But, their shortcoming should not be ours and their hypocrisy should not guide us in our decision making. We should not call that which is evil as “good” and not label that which is dark as light (Isaiah 5:20). But we should also stand up against violence of Black Lives Matter, Occupy Wall Street, Anti-Fa and all who burn, vandalize, riot and terrorize to push their extremist agenda through terror (Portland, Ferguson, Baltimore). (Socialists always use violence as one tool to gain control of society). Likewise we should stand up and reject the white supremacists marching through the streets shouting “blood and soil” in Charlottesville, since they are shouting a Nazi slogan. The organization doing this, calls for “fascism” and an end to capitalism (their bloodandsoil.org website has been removed by WordPress – somewhat sad so all can no longer see their evil). Neither of these groups are the types of people Americans should support. That is a good place to discuss drawing battle lines. We should believe in peaceful change in society, and that means finding legitimate common ground where those of good will can unify as Americans, and not as extremists with radical agendas.
So I suggest that the battle lines need to be moved.
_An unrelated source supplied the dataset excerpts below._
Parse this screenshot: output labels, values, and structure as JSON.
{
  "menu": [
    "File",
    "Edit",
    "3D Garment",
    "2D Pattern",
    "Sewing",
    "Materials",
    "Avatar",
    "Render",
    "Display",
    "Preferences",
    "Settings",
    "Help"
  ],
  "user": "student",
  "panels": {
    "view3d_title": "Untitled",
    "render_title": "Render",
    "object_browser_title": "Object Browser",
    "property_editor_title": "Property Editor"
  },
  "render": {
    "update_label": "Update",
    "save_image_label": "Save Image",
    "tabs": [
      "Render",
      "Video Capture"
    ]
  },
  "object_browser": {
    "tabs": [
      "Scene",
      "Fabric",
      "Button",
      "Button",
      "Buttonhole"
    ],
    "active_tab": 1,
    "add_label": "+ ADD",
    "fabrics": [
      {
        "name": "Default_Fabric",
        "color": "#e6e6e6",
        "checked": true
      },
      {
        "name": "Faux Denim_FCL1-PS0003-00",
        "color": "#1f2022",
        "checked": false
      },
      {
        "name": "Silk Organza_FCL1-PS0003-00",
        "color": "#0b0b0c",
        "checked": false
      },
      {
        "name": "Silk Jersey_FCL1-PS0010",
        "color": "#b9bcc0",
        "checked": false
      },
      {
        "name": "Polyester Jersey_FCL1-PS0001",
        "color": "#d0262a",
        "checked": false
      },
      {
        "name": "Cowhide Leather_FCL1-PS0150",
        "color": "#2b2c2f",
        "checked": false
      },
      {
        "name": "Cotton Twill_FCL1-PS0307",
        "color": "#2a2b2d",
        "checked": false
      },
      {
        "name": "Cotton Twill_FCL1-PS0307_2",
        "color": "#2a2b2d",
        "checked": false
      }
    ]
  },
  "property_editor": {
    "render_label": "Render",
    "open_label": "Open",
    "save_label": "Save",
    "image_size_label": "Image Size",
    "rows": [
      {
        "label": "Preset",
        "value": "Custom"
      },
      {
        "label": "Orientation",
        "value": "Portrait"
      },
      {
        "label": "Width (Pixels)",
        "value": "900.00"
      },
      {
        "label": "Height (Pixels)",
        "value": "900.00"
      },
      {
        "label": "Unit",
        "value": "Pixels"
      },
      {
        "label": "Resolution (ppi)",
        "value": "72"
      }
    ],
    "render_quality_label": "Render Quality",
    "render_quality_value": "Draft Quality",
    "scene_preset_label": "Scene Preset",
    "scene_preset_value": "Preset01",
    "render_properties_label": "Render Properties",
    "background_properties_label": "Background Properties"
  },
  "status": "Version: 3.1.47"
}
We should not be fighting in a war to preserve confederate symbols in government areas.
We should instead be fighting for this:
1. Rule of law to end any vigilante violence, defacing, removal of any property from government sites, and any such action against private property on private land.
2. Advocacy by liberty lovers to remove confederate symbols from government locations if they are not labeled as a reminder of the bloody price paid to end slavery and a warning to future generation about the evils of slavery.
3. Vociferous defense of monuments to our founding fathers and mothers as a testament to the only government in the world created by the people, for the people and not by the rulers and for the rulers.
4. Vociferous defense of the US constitution and the individual rights it protects against mob rule and out of control governments.